Gaara imagines the two pinpoints of light from the view of the desert landscape, and how Lee has become his own symbol of resilience.
*
“Wait, only two blessings?” Lee asks. “Last night there were three.”
Temari quirks an eyebrow at Gaara over Lee’s head.
“There’s a special blessing for the first night because it’s the first time we’re lighting.”
Lee has prompted many more sheheceyanus in Gaara’s life than he thought he’d ever have.
Second night is when they bring out their non-kosher menorahs, and when Kankuro starts using chakra strings to light candles.
Luckily, Gaara’s sand is always nearby to squelch any potential fires.
“Here,” Temari says, handing a Kankuro-original menorah, made of leftover puppet gear pieces, to Lee, “you can light this one.”

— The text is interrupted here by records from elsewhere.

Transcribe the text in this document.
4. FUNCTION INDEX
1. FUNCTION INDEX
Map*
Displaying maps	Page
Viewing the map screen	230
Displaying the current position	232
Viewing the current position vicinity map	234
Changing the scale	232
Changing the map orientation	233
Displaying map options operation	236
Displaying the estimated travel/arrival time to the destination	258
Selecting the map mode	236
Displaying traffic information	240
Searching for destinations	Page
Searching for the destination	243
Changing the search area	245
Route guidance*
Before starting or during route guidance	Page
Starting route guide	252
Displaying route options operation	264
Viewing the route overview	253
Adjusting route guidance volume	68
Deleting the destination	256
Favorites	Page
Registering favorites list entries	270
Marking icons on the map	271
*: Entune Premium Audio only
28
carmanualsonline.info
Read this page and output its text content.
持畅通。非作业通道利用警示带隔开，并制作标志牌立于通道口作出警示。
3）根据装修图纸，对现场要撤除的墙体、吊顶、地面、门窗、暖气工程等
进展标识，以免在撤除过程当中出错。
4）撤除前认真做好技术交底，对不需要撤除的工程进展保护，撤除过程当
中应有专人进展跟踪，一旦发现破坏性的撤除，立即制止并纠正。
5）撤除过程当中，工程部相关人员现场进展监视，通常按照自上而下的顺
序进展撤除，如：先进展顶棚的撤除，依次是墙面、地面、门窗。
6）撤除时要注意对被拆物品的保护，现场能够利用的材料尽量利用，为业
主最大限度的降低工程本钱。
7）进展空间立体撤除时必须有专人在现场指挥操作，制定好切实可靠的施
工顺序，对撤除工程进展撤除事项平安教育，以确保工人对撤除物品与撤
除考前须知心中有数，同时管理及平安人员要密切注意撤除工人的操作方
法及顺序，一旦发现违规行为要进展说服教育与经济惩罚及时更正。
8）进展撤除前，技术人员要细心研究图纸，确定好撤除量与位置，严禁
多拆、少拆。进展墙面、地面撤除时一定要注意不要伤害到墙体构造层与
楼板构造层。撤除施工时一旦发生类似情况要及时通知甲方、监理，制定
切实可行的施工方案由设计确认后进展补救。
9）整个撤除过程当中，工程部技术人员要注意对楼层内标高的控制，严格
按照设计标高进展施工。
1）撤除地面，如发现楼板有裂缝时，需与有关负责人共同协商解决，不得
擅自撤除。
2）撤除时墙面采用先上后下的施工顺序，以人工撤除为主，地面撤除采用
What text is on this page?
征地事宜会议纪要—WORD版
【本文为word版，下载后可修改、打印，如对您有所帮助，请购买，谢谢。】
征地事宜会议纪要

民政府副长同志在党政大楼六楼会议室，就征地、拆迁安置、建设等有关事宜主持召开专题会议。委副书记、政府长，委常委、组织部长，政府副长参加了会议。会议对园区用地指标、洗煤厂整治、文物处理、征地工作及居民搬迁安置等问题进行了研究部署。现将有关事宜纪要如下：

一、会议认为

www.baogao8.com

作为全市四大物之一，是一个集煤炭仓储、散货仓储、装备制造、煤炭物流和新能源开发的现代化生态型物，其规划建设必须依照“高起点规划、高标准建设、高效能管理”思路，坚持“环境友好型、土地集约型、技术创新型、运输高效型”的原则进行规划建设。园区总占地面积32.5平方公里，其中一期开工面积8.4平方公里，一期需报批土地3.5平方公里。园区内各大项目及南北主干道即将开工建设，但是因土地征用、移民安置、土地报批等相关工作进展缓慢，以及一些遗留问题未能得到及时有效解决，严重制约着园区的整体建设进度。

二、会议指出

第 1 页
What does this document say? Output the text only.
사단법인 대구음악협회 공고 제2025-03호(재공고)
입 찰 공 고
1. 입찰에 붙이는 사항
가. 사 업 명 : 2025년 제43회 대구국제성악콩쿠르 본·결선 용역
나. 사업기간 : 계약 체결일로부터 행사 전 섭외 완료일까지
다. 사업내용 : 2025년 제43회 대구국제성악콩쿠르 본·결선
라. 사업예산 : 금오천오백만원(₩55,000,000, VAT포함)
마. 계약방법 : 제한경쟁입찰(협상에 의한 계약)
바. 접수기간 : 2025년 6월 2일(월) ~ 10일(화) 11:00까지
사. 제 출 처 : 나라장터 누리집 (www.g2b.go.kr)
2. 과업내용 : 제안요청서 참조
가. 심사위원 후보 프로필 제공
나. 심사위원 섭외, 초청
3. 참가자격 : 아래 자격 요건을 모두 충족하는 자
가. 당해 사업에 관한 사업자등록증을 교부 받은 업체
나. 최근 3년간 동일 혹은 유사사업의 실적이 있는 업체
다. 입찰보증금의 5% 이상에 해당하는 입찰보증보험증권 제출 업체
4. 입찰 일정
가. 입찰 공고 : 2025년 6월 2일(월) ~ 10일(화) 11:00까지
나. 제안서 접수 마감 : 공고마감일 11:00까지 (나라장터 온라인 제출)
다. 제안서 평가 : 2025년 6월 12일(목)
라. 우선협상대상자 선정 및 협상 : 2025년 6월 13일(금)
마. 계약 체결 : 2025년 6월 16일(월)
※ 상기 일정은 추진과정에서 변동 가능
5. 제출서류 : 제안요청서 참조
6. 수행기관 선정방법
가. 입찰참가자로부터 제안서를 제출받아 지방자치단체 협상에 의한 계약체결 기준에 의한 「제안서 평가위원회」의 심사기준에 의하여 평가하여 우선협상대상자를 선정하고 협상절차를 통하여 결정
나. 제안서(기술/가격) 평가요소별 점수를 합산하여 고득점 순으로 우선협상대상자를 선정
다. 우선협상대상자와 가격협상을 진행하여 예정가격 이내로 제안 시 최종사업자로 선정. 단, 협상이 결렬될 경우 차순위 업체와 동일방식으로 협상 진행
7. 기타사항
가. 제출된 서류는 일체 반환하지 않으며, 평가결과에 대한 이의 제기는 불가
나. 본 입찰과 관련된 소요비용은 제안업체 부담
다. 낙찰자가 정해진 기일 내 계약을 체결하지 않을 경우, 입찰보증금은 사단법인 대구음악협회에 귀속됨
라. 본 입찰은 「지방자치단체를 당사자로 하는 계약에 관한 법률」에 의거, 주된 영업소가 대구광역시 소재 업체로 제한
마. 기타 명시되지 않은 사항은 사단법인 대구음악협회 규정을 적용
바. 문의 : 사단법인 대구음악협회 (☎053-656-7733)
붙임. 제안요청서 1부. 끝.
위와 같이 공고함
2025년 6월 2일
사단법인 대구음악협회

Gaara can’t quite will away the lump in his throat at her soft smile and Lee’s zeal in lighting.
*
“Mom would’ve liked him,” Temari tells Gaara on the fifth night. “He’s got chutzpah.”
A plate of sufganiyot is cooling in the center of the table.
There are loud echoes of Lee and Kankuro playing dreidel in another room with real money.
Gaara shoves a sticky sweet donut in his mouth in lieu of dealing with the emotions Temari has dumped onto him, like he’s a latke and she’s a jar of applesauce.
*
By eighth night, Lee is saying the blessings almost as fluently as the rest of them, only stumbling over a handful of gutturals.
(Which Kankuro never bothers to pronounce properly, even though Temari gives him a look every time the ch noises roll smoothly from his mouth, instead of coming up from his throat.)
Gaara loves him—this man who is the gentlest of whirlwinds, cupping his hand to protect the flame of each candle he lights—Lee, who opened Gaara’s heart and never quite let go of who he found buried there, beneath the punishing sandstorm of anger and trauma.